More than four decades of hell finally ended for Richard Luna this week. After being wrongfully convicted of rape back in 1983, a Ventura County Superior Court judge officially declared him innocent. This incredible moment of justice came about because new DNA testing proved he wasn't the guy.

⛓️ The Original Nightmare

Back in 1983, a jury decided Luna was guilty of raping a woman in Simi Valley the year before. He was handed a six-year prison sentence. That was bad enough, but even after he got out, he had to register as a sex offender every single year. Imagine living for 40 years with that awful label hanging over your head for a crime you didn't commit.

On December 11, the conviction was finally overturned. The Ventura County District Attorney's Office asked for it to happen after testing the sexual assault kit from the case and finding out Luna's DNA did not match the evidence.

"What happened to me should have never happened," a tearful Luna told Judge Anthony Sabo.

💰 A Massive County Cleanup Effort

This huge turnaround is thanks to the Ventura County Sexual Assault Kit Initiative. This is a countywide project that got a big $2.5 million grant from the U.S. Department of Justice. Their mission? To test every single untested sexual assault kit. Most places only test kits for cases that haven't been solved yet. But Ventura County is going the extra mile and testing kits even in cases where someone was already convicted.

Since 2022, they've tested close to 2,000 kits.
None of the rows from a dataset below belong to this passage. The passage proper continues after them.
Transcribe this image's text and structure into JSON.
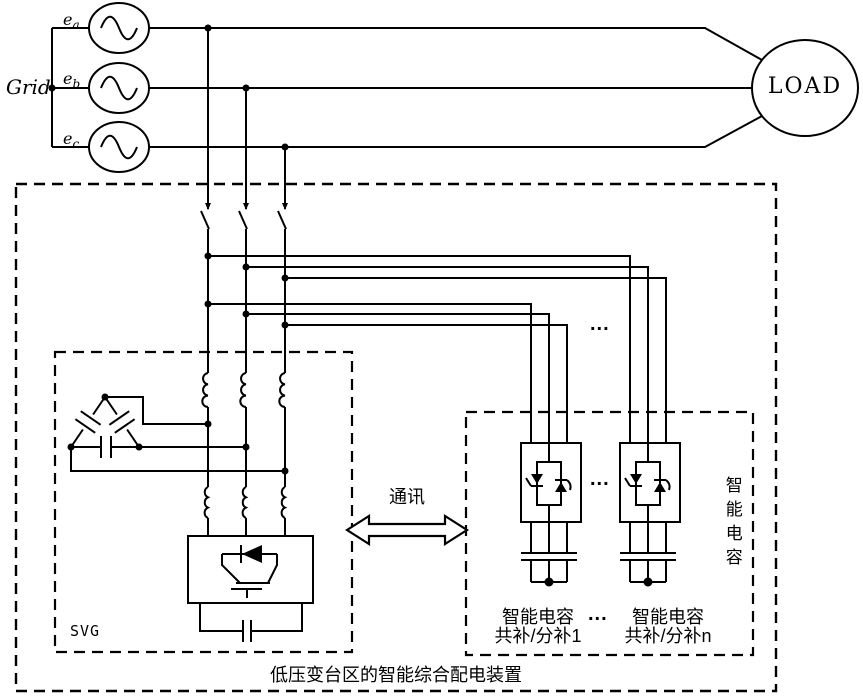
{
  "labels": {
    "grid": "Grid",
    "load": "LOAD",
    "svg_box": "SVG",
    "comm": "通讯",
    "smart_cap_side": "智能电容",
    "ellipsis": "...",
    "bottom_caption": "低压变台区的智能综合配电装置"
  },
  "sources": [
    {
      "base": "e",
      "sub": "a"
    },
    {
      "base": "e",
      "sub": "b"
    },
    {
      "base": "e",
      "sub": "c"
    }
  ],
  "modules": [
    {
      "line1": "智能电容",
      "line2": "共补/分补1"
    },
    {
      "line1": "智能电容",
      "line2": "共补/分补n"
    }
  ],
  "colors": {
    "line": "#000000",
    "background": "#ffffff"
  }
}
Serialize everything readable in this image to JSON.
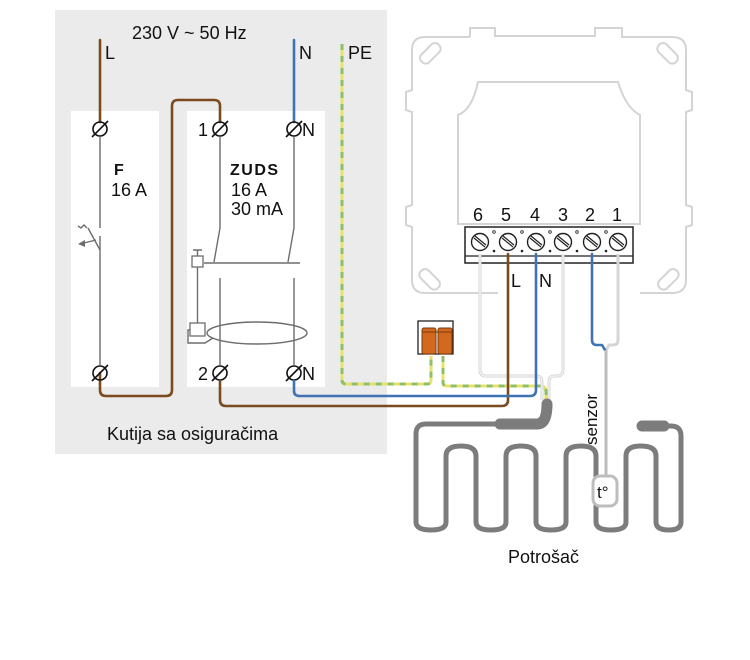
{
  "diagram": {
    "supply_label": "230 V ~ 50 Hz",
    "conductors": {
      "line": "L",
      "neutral": "N",
      "protective_earth": "PE"
    },
    "breaker": {
      "name": "F",
      "rating": "16 A",
      "terminal_top": "",
      "terminal_bottom": ""
    },
    "rcd": {
      "name": "ZUDS",
      "rating": "16 A",
      "sensitivity": "30 mA",
      "terminal_in": "1",
      "terminal_out": "2",
      "neutral_in": "N",
      "neutral_out": "N"
    },
    "fuse_box_label": "Kutija sa osiguračima",
    "thermostat": {
      "terminals": [
        "6",
        "5",
        "4",
        "3",
        "2",
        "1"
      ],
      "terminal_L_label": "L",
      "terminal_N_label": "N"
    },
    "sensor_label": "senzor",
    "sensor_symbol": "t°",
    "load_label": "Potrošač",
    "colors": {
      "line_brown": "#7a4b1e",
      "neutral_blue": "#3f73b3",
      "pe_yellow": "#e7e36a",
      "pe_green": "#8fbf6a",
      "box_background": "#ebebeb",
      "connector_orange": "#d2691e",
      "heating_cable_grey": "#7c7c7c"
    }
  }
}
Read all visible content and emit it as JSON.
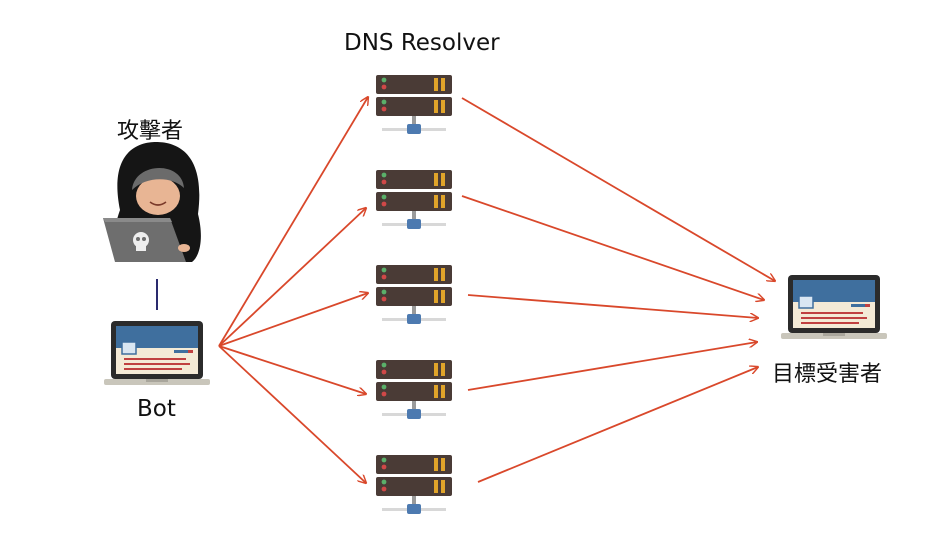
{
  "labels": {
    "resolver": "DNS Resolver",
    "attacker": "攻擊者",
    "bot": "Bot",
    "victim": "目標受害者"
  },
  "resolver_count": 5,
  "colors": {
    "arrow": "#d9482b",
    "link": "#2a2a6e",
    "server_body": "#4a3b36",
    "server_slot": "#e0a42a",
    "screen": "#3f6f9e"
  },
  "icons": [
    "hacker-icon",
    "bot-laptop-icon",
    "server-icon",
    "victim-laptop-icon"
  ]
}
About 24 of those were from cases with existing convictions. Luna's kit was the only one so far that totally blew up a conviction.

🚨 The Real Culprit Identified

Here is the kicker: when Luna's DNA profile was uploaded to the FBI's national database, it didn't just exclude him. It actually matched a different man who already had previous convictions for rape and child molestation.
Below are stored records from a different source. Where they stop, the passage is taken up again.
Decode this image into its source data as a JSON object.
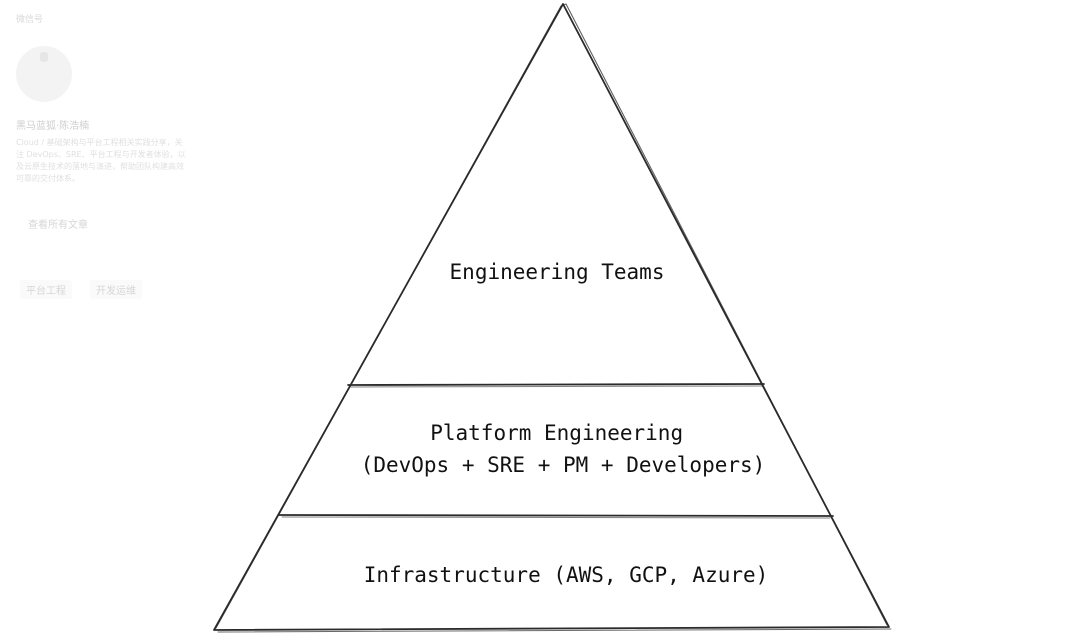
{
  "background_page": {
    "header": "微信号",
    "author": "黑马蓝狐·陈浩楠",
    "bio": "Cloud / 基础架构与平台工程相关实践分享，关注 DevOps、SRE、平台工程与开发者体验，以及云原生技术的落地与演进，帮助团队构建高效可靠的交付体系。",
    "view_all_link": "查看所有文章",
    "tags": [
      "平台工程",
      "开发运维"
    ]
  },
  "diagram": {
    "type": "pyramid",
    "tiers": [
      {
        "lines": [
          "Engineering Teams"
        ]
      },
      {
        "lines": [
          "Platform Engineering",
          "(DevOps + SRE + PM + Developers)"
        ]
      },
      {
        "lines": [
          "Infrastructure (AWS, GCP, Azure)"
        ]
      }
    ]
  }
}
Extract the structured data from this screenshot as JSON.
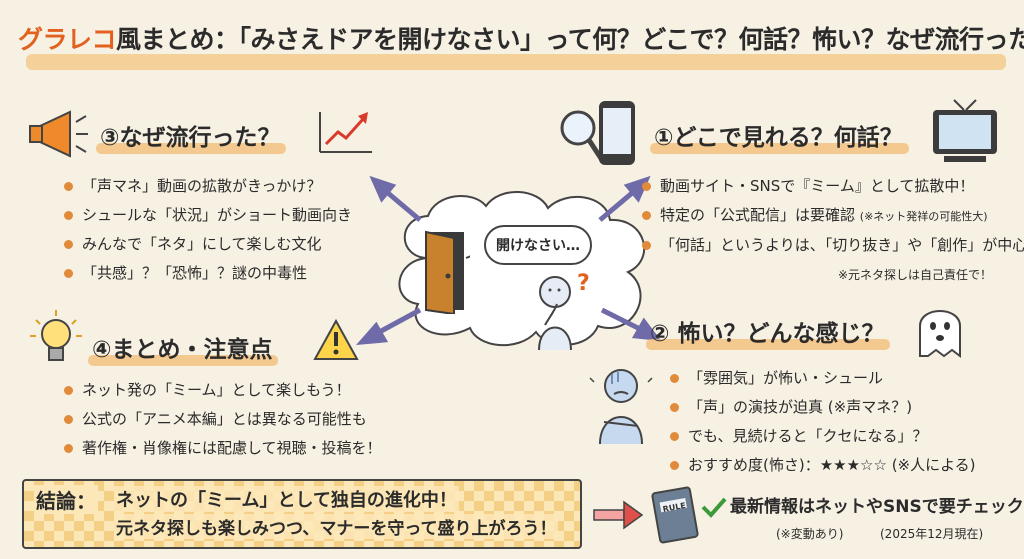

Because so much time has passed, the real suspect can't be charged due to the statute of limitations. But the DNA results did one critical thing: they completely exonerated Richard Luna. The District Attorney's office immediately filed a motion to throw out the charge and declare Luna factually innocent.

💔 "Why? Why Me?"

During the hearing, Luna spoke about the horrible injustice, claiming he didn't get a proper defense when he first pleaded not guilty four decades ago. He even alleged that his public defender at the time worked against him.
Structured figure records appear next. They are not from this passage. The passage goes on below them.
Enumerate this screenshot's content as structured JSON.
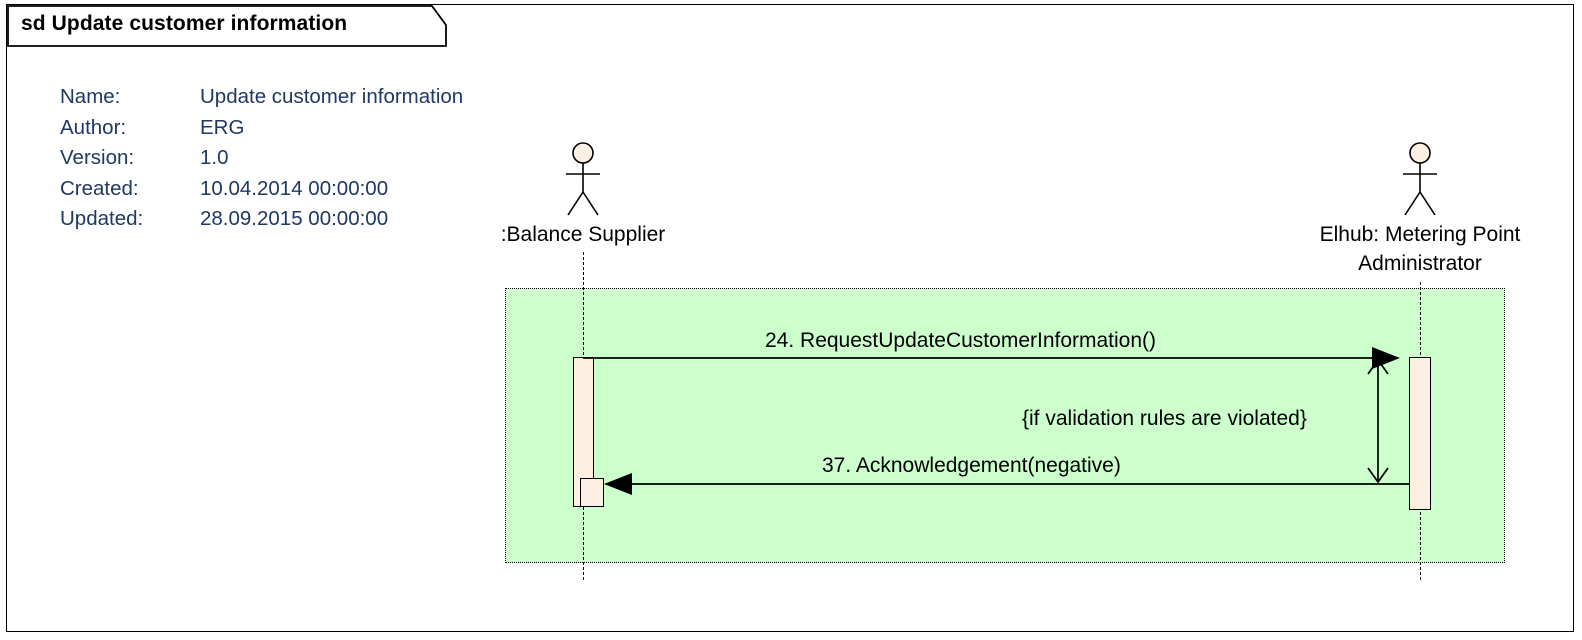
{
  "diagram": {
    "type": "uml-sequence-diagram",
    "tab_label": "sd Update customer information",
    "frame_border_color": "#000000",
    "background_color": "#ffffff"
  },
  "metadata": {
    "text_color": "#1F3864",
    "rows": [
      {
        "key": "Name:",
        "value": "Update customer information"
      },
      {
        "key": "Author:",
        "value": "ERG"
      },
      {
        "key": "Version:",
        "value": "1.0"
      },
      {
        "key": "Created:",
        "value": "10.04.2014 00:00:00"
      },
      {
        "key": "Updated:",
        "value": "28.09.2015 00:00:00"
      }
    ]
  },
  "actors": [
    {
      "id": "balance-supplier",
      "label": ":Balance Supplier",
      "icon": "actor-stick-figure-icon",
      "head_fill": "#FDF0E3"
    },
    {
      "id": "elhub-metering-point-administrator",
      "label": "Elhub: Metering Point\nAdministrator",
      "icon": "actor-stick-figure-icon",
      "head_fill": "#FDF0E3"
    }
  ],
  "fragment": {
    "fill_color": "#CCFFCC",
    "border_style": "dotted",
    "border_color": "#000000"
  },
  "messages": [
    {
      "number": "24.",
      "label": "24. RequestUpdateCustomerInformation()",
      "direction": "left-to-right",
      "arrow": "solid-filled-arrowhead"
    },
    {
      "number": "37.",
      "label": "37. Acknowledgement(negative)",
      "direction": "right-to-left",
      "arrow": "solid-filled-arrowhead"
    }
  ],
  "constraint": {
    "label": "{if validation rules are violated}",
    "marker": "duration-double-arrow"
  },
  "activations": {
    "fill_color": "#FDF0E3",
    "border_color": "#000000"
  }
}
"Still, in my head every day I go, 'Why? Why me?'" Luna said. "And the only thing I could figure out was the color of my skin."

Judge Sabo called the error a "tragedy" after declaring Luna innocent. He noted that Luna will be paid restitution for the time he spent locked up.

"There's no way I can imagine how it feels for you to be wrongly convicted. Justice wasn't served in 1984, but all I can say for what little it's worth is justice is being served today," the Judge told Luna.

District Attorney Erik Nasarenko stressed that their job as prosecutors is to "move swiftly to ensure that the conviction is undone." He added that getting a declaration of factual innocence is extremely rare. They are currently fighting to keep the funding for the Sexual Assault Kit Initiative going, showing that DNA technology is a vital tool for both catching criminals and freeing the innocent.